Do you really want to think about starting a build of you project? What if you had a personal slave that would restart a build of your project whenever you save any file belonging to that project? The bg-build mode does just that. Just save the file, a compile is started (silently!), you can continue working without even thinking about starting a build, and if there are errors, you are notified (with a message), and can then jump to errors.
This mode is not specific to MLton per se, but is particularly useful for working with MLton due to the longer compile times. By the time you start wondering about possible errors, the build is already on the way.
Functionality and Features
Each time a file is saved, and after a user configurable delay period has been exhausted, a build is started silently in the background.
When the build is finished, a status indicator (message) is displayed non-intrusively.
At any time, you can switch to a build process buffer where all the messages from the build are shown.
Optionally highlights (error/warning) message locations in (source code) buffers after a finished build.
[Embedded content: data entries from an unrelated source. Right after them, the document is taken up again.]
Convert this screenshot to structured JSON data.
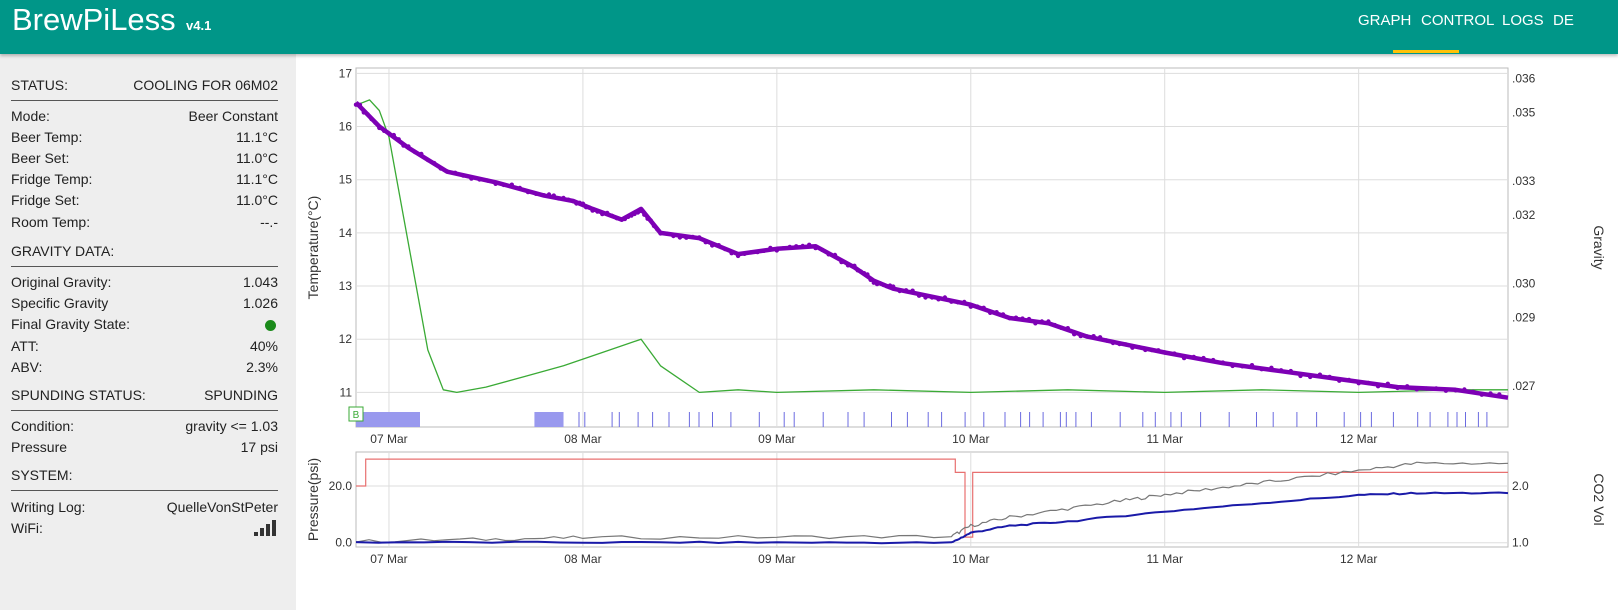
{
  "app": {
    "title": "BrewPiLess",
    "version": "v4.1"
  },
  "nav": [
    {
      "label": "GRAPH",
      "active": true
    },
    {
      "label": "CONTROL"
    },
    {
      "label": "LOGS"
    },
    {
      "label": "DE"
    }
  ],
  "colors": {
    "topbar": "#009688",
    "active_tab_underline": "#ffc107",
    "sidebar": "#eeeeee",
    "gravity_state_ok": "#1a8a1a"
  },
  "status": {
    "label": "STATUS:",
    "value": "COOLING FOR 06M02"
  },
  "temps": [
    {
      "label": "Mode:",
      "value": "Beer Constant"
    },
    {
      "label": "Beer Temp:",
      "value": "11.1°C"
    },
    {
      "label": "Beer Set:",
      "value": "11.0°C"
    },
    {
      "label": "Fridge Temp:",
      "value": "11.1°C"
    },
    {
      "label": "Fridge Set:",
      "value": "11.0°C"
    },
    {
      "label": "Room Temp:",
      "value": "--.-"
    }
  ],
  "gravity": {
    "header": "GRAVITY DATA:",
    "rows": [
      {
        "label": "Original Gravity:",
        "value": "1.043"
      },
      {
        "label": "Specific Gravity",
        "value": "1.026"
      },
      {
        "label": "Final Gravity State:",
        "value": ""
      },
      {
        "label": "ATT:",
        "value": "40%"
      },
      {
        "label": "ABV:",
        "value": "2.3%"
      }
    ]
  },
  "spunding": {
    "header": "SPUNDING STATUS:",
    "header_value": "SPUNDING",
    "rows": [
      {
        "label": "Condition:",
        "value": "gravity <= 1.03"
      },
      {
        "label": "Pressure",
        "value": "17 psi"
      }
    ]
  },
  "system": {
    "header": "SYSTEM:",
    "rows": [
      {
        "label": "Writing Log:",
        "value": "QuelleVonStPeter"
      },
      {
        "label": "WiFi:",
        "value": ""
      }
    ],
    "wifi_icon": "wifi-signal-icon"
  },
  "chart_data": [
    {
      "type": "line",
      "xlabel": "",
      "ylabel": "Temperature(°C)",
      "y2label": "Gravity",
      "x_ticks": [
        "07 Mar",
        "08 Mar",
        "09 Mar",
        "10 Mar",
        "11 Mar",
        "12 Mar"
      ],
      "xlim": [
        -0.17,
        5.77
      ],
      "ylim": [
        10.35,
        17.1
      ],
      "y_ticks": [
        17,
        16,
        15,
        14,
        13,
        12,
        11
      ],
      "y2lim": [
        1.0258,
        1.0363
      ],
      "y2_ticks": [
        ".036",
        ".035",
        ".033",
        ".032",
        ".030",
        ".029",
        ".027"
      ],
      "grid": true,
      "annotation_marker": "B",
      "series": [
        {
          "color": "#3aaa35",
          "x": [
            -0.17,
            -0.1,
            -0.05,
            0.0,
            0.1,
            0.2,
            0.28,
            0.35,
            0.5,
            0.7,
            0.9,
            1.1,
            1.3,
            1.4,
            1.6,
            1.8,
            2.0,
            2.5,
            3.0,
            3.5,
            4.0,
            4.5,
            5.0,
            5.5,
            5.77
          ],
          "y": [
            16.4,
            16.5,
            16.3,
            15.8,
            13.8,
            11.8,
            11.05,
            11.0,
            11.1,
            11.3,
            11.5,
            11.75,
            12.0,
            11.5,
            11.0,
            11.05,
            11.0,
            11.05,
            11.0,
            11.05,
            11.0,
            11.05,
            11.0,
            11.05,
            11.05
          ]
        },
        {
          "color": "#7d00b5",
          "x": [
            -0.17,
            -0.05,
            0.1,
            0.3,
            0.55,
            0.8,
            0.95,
            1.05,
            1.2,
            1.3,
            1.4,
            1.6,
            1.8,
            2.0,
            2.2,
            2.4,
            2.5,
            2.6,
            2.8,
            3.0,
            3.2,
            3.4,
            3.6,
            3.8,
            4.0,
            4.3,
            4.6,
            4.9,
            5.2,
            5.5,
            5.77
          ],
          "y": [
            16.45,
            16.0,
            15.6,
            15.15,
            14.95,
            14.7,
            14.6,
            14.45,
            14.25,
            14.45,
            14.0,
            13.9,
            13.6,
            13.7,
            13.75,
            13.35,
            13.1,
            12.95,
            12.8,
            12.65,
            12.4,
            12.3,
            12.05,
            11.9,
            11.75,
            11.55,
            11.4,
            11.25,
            11.1,
            11.05,
            10.9
          ]
        }
      ]
    },
    {
      "type": "line",
      "xlabel": "",
      "ylabel": "Pressure(psi)",
      "y2label": "CO2 Vol",
      "x_ticks": [
        "07 Mar",
        "08 Mar",
        "09 Mar",
        "10 Mar",
        "11 Mar",
        "12 Mar"
      ],
      "xlim": [
        -0.17,
        5.77
      ],
      "ylim": [
        -1.5,
        32
      ],
      "y_ticks": [
        "20.0",
        "0.0"
      ],
      "y2lim": [
        0.925,
        2.6
      ],
      "y2_ticks": [
        "2.0",
        "1.0"
      ],
      "grid": true,
      "series": [
        {
          "color": "#e87070",
          "x": [
            -0.17,
            -0.12,
            -0.12,
            2.92,
            2.92,
            2.97,
            2.97,
            3.01,
            3.01,
            5.77
          ],
          "y": [
            20.0,
            20.0,
            29.5,
            29.5,
            24.8,
            24.8,
            2.0,
            2.0,
            24.8,
            24.8
          ]
        },
        {
          "color": "#777777",
          "x": [
            -0.17,
            0.5,
            1.0,
            2.0,
            2.9,
            3.0,
            3.2,
            3.5,
            3.8,
            4.0,
            4.3,
            4.6,
            5.0,
            5.3,
            5.77
          ],
          "y": [
            0.5,
            1.2,
            1.8,
            2.0,
            2.2,
            6.0,
            9.0,
            12.0,
            15.0,
            17.0,
            19.5,
            22.0,
            25.5,
            28.0,
            28.0
          ]
        },
        {
          "color": "#1a1aa8",
          "x": [
            -0.17,
            1.0,
            2.0,
            2.9,
            3.0,
            3.2,
            3.5,
            4.0,
            4.5,
            5.0,
            5.3,
            5.77
          ],
          "y": [
            0.2,
            0.1,
            0.1,
            0.0,
            3.5,
            6.0,
            7.5,
            11.0,
            14.0,
            16.8,
            17.5,
            17.5
          ]
        }
      ]
    }
  ]
}
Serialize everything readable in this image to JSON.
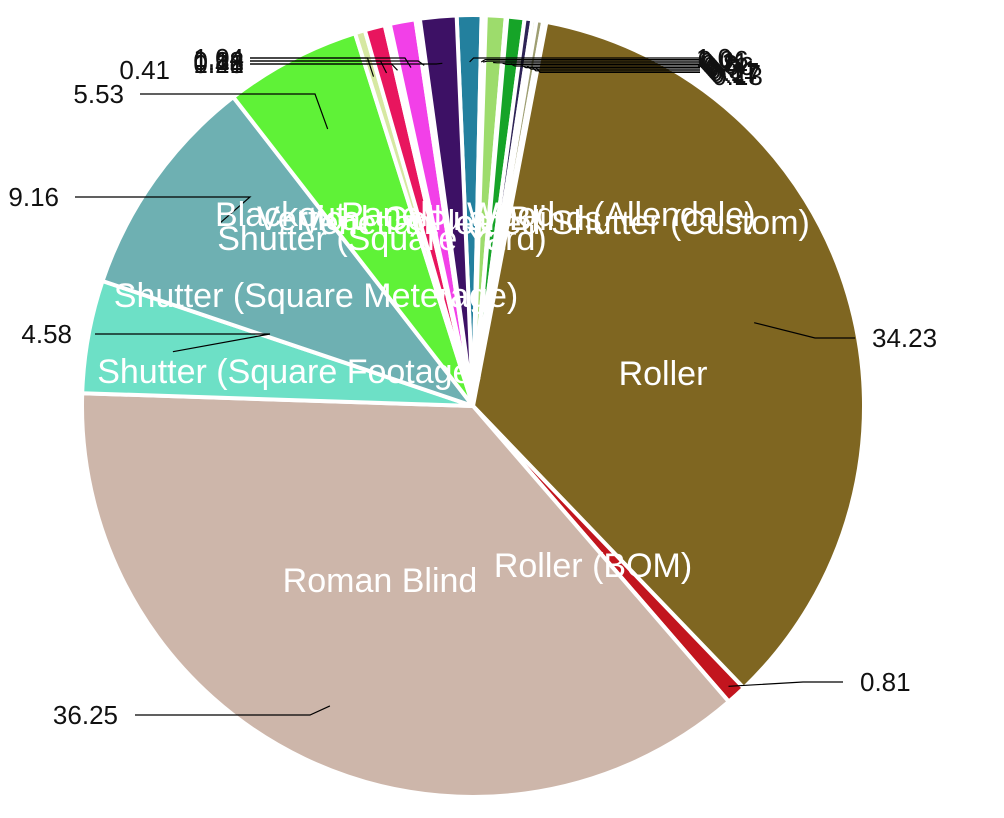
{
  "chart_data": {
    "type": "pie",
    "start_angle_deg": -2.4,
    "slices": [
      {
        "label": "",
        "value": 1.0,
        "color": "#23809e"
      },
      {
        "label": "",
        "value": 0.06,
        "color": "#e8f2a0"
      },
      {
        "label": "",
        "value": 0.11,
        "color": "#f06bb8"
      },
      {
        "label": "",
        "value": 0.8,
        "color": "#9ddc6c"
      },
      {
        "label": "",
        "value": 0.06,
        "color": "#40c9c0"
      },
      {
        "label": "",
        "value": 0.7,
        "color": "#16a428"
      },
      {
        "label": "",
        "value": 0.31,
        "color": "#2e2456"
      },
      {
        "label": "",
        "value": 0.17,
        "color": "#c6ddb3"
      },
      {
        "label": "",
        "value": 0.27,
        "color": "#9e9e72"
      },
      {
        "label": "",
        "value": 0.13,
        "color": "#dce7b8"
      },
      {
        "label": "Roller",
        "value": 34.23,
        "color": "#7f6621"
      },
      {
        "label": "Roller (BOM)",
        "value": 0.81,
        "color": "#c2151e"
      },
      {
        "label": "Roman Blind",
        "value": 36.25,
        "color": "#cdb6aa"
      },
      {
        "label": "Shutter (Square Footage)",
        "value": 4.58,
        "color": "#6de0c6"
      },
      {
        "label": "Shutter (Square Meterage)",
        "value": 9.16,
        "color": "#6eb0b2"
      },
      {
        "label": "Shutter (Square Yard)",
        "value": 5.53,
        "color": "#5ff237"
      },
      {
        "label": "",
        "value": 0.41,
        "color": "#d6e8a2"
      },
      {
        "label": "",
        "value": 0.82,
        "color": "#e8155e"
      },
      {
        "label": "",
        "value": 0.21,
        "color": "#ffffff"
      },
      {
        "label": "",
        "value": 1.04,
        "color": "#f240e8"
      },
      {
        "label": "",
        "value": 0.18,
        "color": "#ffffff"
      },
      {
        "label": "",
        "value": 1.48,
        "color": "#3d1165"
      }
    ],
    "value_labels": {
      "right_cluster": [
        "1.0",
        "0.06",
        "0.11",
        "0.8",
        "0.06",
        "0.7",
        "0.31",
        "0.17",
        "0.27",
        "0.13"
      ],
      "left_cluster": [
        "0.41",
        "0.82",
        "0.21",
        "1.04",
        "0.18",
        "1.48"
      ],
      "large": [
        "34.23",
        "0.81",
        "36.25",
        "4.58",
        "9.16",
        "5.53"
      ]
    },
    "category_labels_overlap": [
      "Blackout",
      "Vertical",
      "Venetian",
      "Panel",
      "Cellular",
      "Pleated",
      "Wood",
      "Blinds",
      "Shutter (Custom)",
      "(Allendale)"
    ],
    "title": "",
    "legend": "none"
  }
}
After a build has finished, you can jump to locations of warnings and errors from the build process buffer or by using the first-error and next-error commands.
When a build fails, bg-build mode can optionally execute a user specified command. By default, bg-build mode executes first-error.
When starting a build of a particular project, a possible previous live build of the same project is interrupted first.
A project configuration file specifies the commands required to build a project.
Multiple projects can be loaded into bg-build mode and bg-build mode can build a given maximum number of projects concurrently.
There is no package for the mode at the moment. To install the mode you need to fetch the Emacs Lisp, *.el, files from the MLton repository: emacs.
The easiest way to load the mode is to first tell Emacs where to find the files. For example, add
(add-to-list 'load-path (file-truename "path-to-the-el-files"))
to your ~/.emacs or ~/.xemacs/init.el. You’ll probably also want to start the mode automatically by adding
(require 'bg-build-mode) (bg-build-mode)
to your Emacs init file. Once the mode is activated, you should see the BGB indicator on the mode line.
MLton and Compilation-Mode
At the time of writing, neither Gnu Emacs nor XEmacs contain an error regexp that would match MLton’s messages.
If you use Gnu Emacs, insert the following code into your .emacs file:
(require 'compile) (add-to-list 'compilation-error-regexp-alist '("^\\(Warning\\|Error\\): \\(.+\\) \\([0-9]+\\)\\.\\([0-9]+\\)\\.$" 2 3 4))
If you use XEmacs, insert the following code into your init.el file:
(require 'compile) (add-to-list 'compilation-error-regexp-alist-alist '(mlton ("^\\(Warning\\|Error\\): \\(.+\\) \\([0-9]+\\)\\.\\([0-9]+\\)\\.$" 2 3 4))) (compilation-build-compilation-error-regexp-alist)
Typically projects are built (or compiled) using a tool like make, but the details vary. The bg-build mode needs a project configuration file to know how to build your project. A project configuration file basically contains an Emacs Lisp expression calling a function named bg-build that returns a project object. A simple example of a project configuration file would be the (Build.bgb) file used with smlbot:
(bg-build :name "SML-Bot" :shell "nice -n5 make all")
The bg-build function takes a number of keyword arguments:
:name specifies the name of the project. This can be any expression that evaluates to a string or to a nullary function that returns a string.
:shell specifies a shell command to execute. This can be any expression that evaluates to a string, a list of strings, or to a nullary function returning a list of strings.
:build? specifies a predicate to determine whether the project should be built after some files have been modified. The predicate is given a list of filenames and should return a non-nil value when the project should be built and nil otherwise.
All of the keyword arguments, except :shell, are optional and can be left out.
Note the use of the nice command above. It means that background build process is given a lower priority by the system process scheduler. Assuming your machine has enough memory, using nice ensures that your computer remains responsive. (You probably won’t even notice when a build is started.)
Once you have written a project file for bg-build mode. Use the bg-build-add-project command to load the project file for bg-build mode. The bg-build mode can also optionally load recent project files automatically at startup.
After the project file has been loaded and bg-build mode activated, each time you save a file in Emacs, the bg-build mode tries to build your project.
The bg-build-status command creates a buffer that displays some status information on builds and allows you to manage projects (start builds explicitly, remove a project from bg-build, …) as well as visit buffers created by bg-build. Notice the count of started builds. At the end of the day it can be in the hundreds or thousands. Imagine the number of times you’ve been relieved of starting a build explicitly!